Hatırlıyor musunuz bilmem ama CHP’nin 23. Dönem İzmir Milletvekili olan Canan Arıtman vardı. Türk kadınını neyin rencide edip etmeyeceğini elindeki “kıyafetölçer”e tutup değerlendirme yapardı.

Bu ölçümlerin sonucunda Başbakan’ın eşinin giyim tarzıyla ilgili olarak “giyim tarzınızla Türk kadınını rencide ediyorsunuz” dediği hala akıllardadır.

Ama Arıtman’ın tek yeteneği sadece Türk kadınını neyin rencide edip etmediğini belirlemek değildi. Arıtman, insanların etnik kökenini belirleyen bir “etnikölçer”e de sahipti.

Hatırlayınız, Cumhurbaşkanı Abdullah Gül’ün annesiyle ilgili olarak  “Cumhurbaşkanı’nın anne tarafından etnik kökenini araştırın, görürsünüz” demiş ve çok tepki çekmişti.

“Aydın bir Türk kadını” olan Arıtman’ın başörtülü kadınlar, silahlar ve burada sayamayacağım birçok konudaki engin değerlendirmelerini bir tarafa bırakıp günümüze gelelim.

Sahne yine aynı, oyun aynı. Yine bir CHP milletvekili. Yine İzmir, yine kadın bir milletvekili. Ama bir fark, bir gelişme var. Birgül Ayman Güler, Canan Arıtman’ı aşmış.

Arıtman, saptama ve ölçüm yapıyordu. Güler, ölçüm sonuçları hakkında bilgi veriyor.
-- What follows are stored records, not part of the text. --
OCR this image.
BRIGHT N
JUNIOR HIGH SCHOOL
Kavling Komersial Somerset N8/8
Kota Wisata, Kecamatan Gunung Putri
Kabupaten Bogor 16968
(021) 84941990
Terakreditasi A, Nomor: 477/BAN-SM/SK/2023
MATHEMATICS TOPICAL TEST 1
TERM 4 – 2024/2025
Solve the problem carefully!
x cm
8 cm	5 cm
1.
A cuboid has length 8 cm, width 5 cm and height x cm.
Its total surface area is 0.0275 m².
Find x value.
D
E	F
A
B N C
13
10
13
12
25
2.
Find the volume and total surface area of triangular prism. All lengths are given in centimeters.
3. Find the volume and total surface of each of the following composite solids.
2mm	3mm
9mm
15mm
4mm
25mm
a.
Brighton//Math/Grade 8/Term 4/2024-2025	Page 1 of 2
Diyor ki ”Türk ulusuyla Kürt milliyetini eşit, eş değerde gördüremezsiniz.”

Felsefi tartışmalara, ulus, millet kavramına Benedict Anderson’un, Antony D. Smith’in bu konulardaki teorik tartışmasına hiç girmeyelim.

Aklı başında olan herkes bu Emevi yaklaşımlı Hitler mirası zihin dünyasının artık çağın çok gerisinde kaldığını Türk ile Kürdün, Arap ile Farsın birbirine karşı bir üstünlüğü olmadığını anlar.  Ama sorun Ayman’ın söylediği gibi Türk ve Kürtlerin birbirine olan üstünlüğü meselesi değildir.

Sorun Kemal Kılıçdaroğlu başkanlığında liberal demokratik değerlere yaklaşan CHP yönetimini tasfiye planıdır. Tam da Başbakan’ın “İmralı ile görüşmeler yapılıyor” dediği, CHP liderinin bu görüşmeleri politikanın ucuz oyunlarına alet etmeyeceğini açıkladığı bir dönemde CHP içindeki ulusalcı kanadın “biz de varız” çıkışıdır.

Birgül Aymar Güler, laiklik ile cumhuriyet nakaratı arasında gidip gelen, yüzünü sahildeki kaygısızlar ile militan laiklere dönmüş,  Nutuk, 10.Yıl Marşı, laiklik, Atatürk edebiyatı ve “sarı saçlım mavi gözlüm” türküsüyle CHP’nin seçim kazanacağına inanan ulusalcıların tepkisidir.  CHP içindeki ulusalcı kanadın ateşli savunucusu Süheyl Batum’un ve CHP dışındaki ulusalcıların Güler’e desteği bu anlamda boşuna değildir.

CHP’de henüz açıkça ortaya konulmasa da Kadro hareketi ve Yön Dergisi’nin biçimlendirdiği Kemalist sol anlayışın ulusalcı kanadı ile SODEP-SHP çizgisinden beslenen sosyal demokrat kanadı arasında çekişme yaşanıyor.

Yani aslında her zaman olan oluyor. CHP, hem toplumla hem kendisiyle kavga ediyor ve yine her zaman olduğu gibi kaybeden CHP oluyor.